MoneyPark hat uns in dreifacher Hinsicht weitergebracht: Wir wurden der führende Hypothekenbroker in der Schweiz, gewannen neue Fähigkeiten in der technologiebasierten Beratung und neue Kundenzugänge. Die Entwicklung von jungen Firmen verläuft nicht immer gleichmässig und so haben wir bei der Entwicklung von MoneyPark vom Start-up zum KMU viel gelernt. Wir sind aber überzeugt, dass wir mit der jüngst kommunizierten Teilintegration des MoneyPark Vertriebs in unser Vertriebsnetz einen nächsten wichtigen Schritt machen, der grosse Chancen für die Kunden, die Partner von MoneyPark und auch Helvetia bietet.

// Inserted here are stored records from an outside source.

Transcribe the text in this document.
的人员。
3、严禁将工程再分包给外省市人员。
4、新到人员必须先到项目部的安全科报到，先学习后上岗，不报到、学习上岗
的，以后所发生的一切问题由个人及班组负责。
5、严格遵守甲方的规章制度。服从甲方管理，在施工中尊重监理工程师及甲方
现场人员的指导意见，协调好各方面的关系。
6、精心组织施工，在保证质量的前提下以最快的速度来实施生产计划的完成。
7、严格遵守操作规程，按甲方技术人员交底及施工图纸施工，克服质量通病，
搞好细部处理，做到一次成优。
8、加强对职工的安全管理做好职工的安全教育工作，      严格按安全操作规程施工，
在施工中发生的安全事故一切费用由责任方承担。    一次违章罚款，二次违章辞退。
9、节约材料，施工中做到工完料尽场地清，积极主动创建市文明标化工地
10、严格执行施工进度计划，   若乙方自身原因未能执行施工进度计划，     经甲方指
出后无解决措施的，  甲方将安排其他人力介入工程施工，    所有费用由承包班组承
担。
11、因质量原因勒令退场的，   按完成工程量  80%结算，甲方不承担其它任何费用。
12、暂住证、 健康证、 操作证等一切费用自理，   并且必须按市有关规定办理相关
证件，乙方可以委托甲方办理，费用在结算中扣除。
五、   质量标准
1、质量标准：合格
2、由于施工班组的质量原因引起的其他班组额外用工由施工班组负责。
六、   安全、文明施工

Gibts bald nur noch ChatGPT und keine Berater mehr?
Wir haben mit Smile den führenden Online-Versicherer in der Schweiz. Wir sehen da sehr viel Potenzial. Aber noch laufen drei Viertel unserer Geschäfte im Schweizer Privatkundengeschäft über Kundenberater.

Will Helvetia auch eine Bank sein?
Ich sehe grosses Potenzial im Asset-Management. Also im Einsammeln und Anlegen von Geld. Unser Vorteil: Wir verkaufen nicht Fantasien, sondern Garantien. Und wir sind sehr nah am Kunden. Wir haben in vielen Ländern Kooperationen mit regional tätigen Banken und bieten Absicherungs- und Vorsorgedienstleistungen, ohne eine Bank sein zu müssen.

In Jean Tinguelys «Cenodoxus» dreht das Rad der Zeit. Was wollen Sie nach 30 Jahren Helvetia machen?
Zuerst den Kopf freibekommen für Neues.

Philipp Gmür, CEO Helvetia Versicherungen

«Tinguelys Werke laden dazu ein, sich und sein Handeln immer wieder infrage zu stellen und von einem anderen Blickwinkel zu betrachten.» Kunstwerk: Jean Tinguely – Cenodoxus Isenheimer Flügelaltar 

Kurt Reichenbach

Wetten, dass Sie mit Ihrer Frau Andrea, die Mitte-Ständerätin ist, bald das neue Power-Couple unter der Bundeshauskuppel sind?
Da liegen Sie falsch. Ich bin zwar ein politisch denkender Mensch. Aber ein Politamt ist kein Thema für mich. Das ist die Aufgabe meiner Frau.

Was dann?
Mehr Zeit für Privates, ich bin sehr vielseitig interessiert. Nun ist die Gelegenheit für Themen, die in der Vergangenheit zu kurz kamen. Reizen würde mich beispielsweise die Fernwanderung vom Bodensee an den Genfersee. Und ganz bestimmt werde ich mehr gemeinsam mit meiner Frau und meinen Freunden unternehmen. Ich treibe gern Sport in der Natur: Ski fahren, biken, seit Kurzem Golf. Und bald gehts wieder auf ein Segelboot. Wenn ich mit Kollegen einen Törn mache, buchen wir allerdings einen Skipper. Ich bin nur Hilfsperson (lacht). Oft bin ich auch im Theater anzutreffen.

Und Sie sind ein «Reisefüdli».
In der Tat. Australien und Neuseeland reizen mich. Und von Südamerika habe ich noch fast nichts gesehen. Die Welt ist so gross, da gibt es noch einiges zu entdecken oder wiederzuentdecken.

Und wie schaffen Sie es nach 30 Jahren, Abstand vom Business zu gewinnen?
Gerade die Werke von Jean Tinguely laden dazu ein, sich und sein Handeln immer wieder infrage zu stellen. Es von einem anderen Blickwinkel aus zu betrachten und Sachen auch zu hinterfragen. Ich bin sehr zuversichtlich, dass ich gut damit umgehen kann, eine Rolle nicht mehr zu haben. Nicht mehr der CEO von Helvetia zu sein.

Woher dieser Optimismus?
Jede und jeder ist ersetzbar, und man darf sich nicht zu wichtig nehmen.